Using Bollinger Bands to Idenify Trends for Financial Spread Traders
Strategy Ideas - Using Bollinger Bands To Identify Trends
Long term trends can be fairly easy to identify with moving averages stochastics etc. When trading intraday these trends can be far harder to pick out since the movements can be far more sporadic.
Bollinger bands are designed specifically for working with trends and reversals and for tracking market volatility. They work very well away from the longer time frames to which most indicators are suited.
The band consists of a central exponential moving average line which identifies a core trend. Above and below this are drawn lines based on the standard deviation of the financial instrument.
The standard deviation lines are used as visualisations of the volatility of the instrument - the wider the band the more volatile and instrument is perceived to be. Figure 1 shows an intraday example of the FTSE100 with a Bollinger band superimposed
Figure 1. Bollinger Band Example
When the stock moves around the upper band the stock is perceived to be overbought and a selling opportunity exists and, conversely, when the price reaches the bottom of the band a buying opportunity presents itself.

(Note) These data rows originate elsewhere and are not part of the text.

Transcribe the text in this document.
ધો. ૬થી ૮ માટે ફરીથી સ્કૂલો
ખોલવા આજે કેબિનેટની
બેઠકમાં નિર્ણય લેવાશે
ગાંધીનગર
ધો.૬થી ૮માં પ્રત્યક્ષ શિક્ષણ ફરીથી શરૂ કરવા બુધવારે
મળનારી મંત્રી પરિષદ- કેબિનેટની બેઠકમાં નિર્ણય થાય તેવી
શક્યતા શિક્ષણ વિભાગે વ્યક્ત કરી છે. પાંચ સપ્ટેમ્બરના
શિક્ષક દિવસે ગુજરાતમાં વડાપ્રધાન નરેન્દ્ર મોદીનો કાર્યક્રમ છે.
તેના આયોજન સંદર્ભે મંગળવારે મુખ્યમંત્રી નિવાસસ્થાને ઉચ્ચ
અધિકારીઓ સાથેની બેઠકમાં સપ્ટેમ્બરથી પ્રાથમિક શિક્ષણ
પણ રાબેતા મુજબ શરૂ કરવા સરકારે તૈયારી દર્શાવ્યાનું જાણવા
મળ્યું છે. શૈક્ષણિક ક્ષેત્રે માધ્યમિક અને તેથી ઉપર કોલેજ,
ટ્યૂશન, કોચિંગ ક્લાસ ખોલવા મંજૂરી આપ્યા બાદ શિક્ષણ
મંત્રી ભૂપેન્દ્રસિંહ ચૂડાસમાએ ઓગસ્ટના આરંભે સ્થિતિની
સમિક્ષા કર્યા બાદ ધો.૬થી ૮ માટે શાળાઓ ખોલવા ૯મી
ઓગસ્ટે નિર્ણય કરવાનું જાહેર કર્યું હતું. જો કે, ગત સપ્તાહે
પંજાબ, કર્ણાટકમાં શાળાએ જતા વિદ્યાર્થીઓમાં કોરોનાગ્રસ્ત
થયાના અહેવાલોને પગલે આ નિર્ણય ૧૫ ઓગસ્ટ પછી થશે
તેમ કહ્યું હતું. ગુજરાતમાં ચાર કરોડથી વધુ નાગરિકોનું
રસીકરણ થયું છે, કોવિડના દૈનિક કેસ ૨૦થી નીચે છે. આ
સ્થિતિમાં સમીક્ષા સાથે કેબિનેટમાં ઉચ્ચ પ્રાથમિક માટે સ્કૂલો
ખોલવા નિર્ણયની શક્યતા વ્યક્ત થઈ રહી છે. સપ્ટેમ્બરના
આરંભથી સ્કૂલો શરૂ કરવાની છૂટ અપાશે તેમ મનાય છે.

Bollinger bands can also be used in tandem with other indicators such as stochastics to try and indicate turning points.
As with all moving average type methods, the Bollinger Band suffers from the fact that it is a lagging indicator and is presenting to all intents what has already happened. Properly tailored though it can provide a very useful basis for an entry and exit strategy.
Note: The strategies shown here are for information purposes. Any strategy should be adapted to a user's own profile. All strategies should be tested before being put into use. Strategies cannot be guaranteed to work in all circumstances. We can accept no responsibility for losses incurred.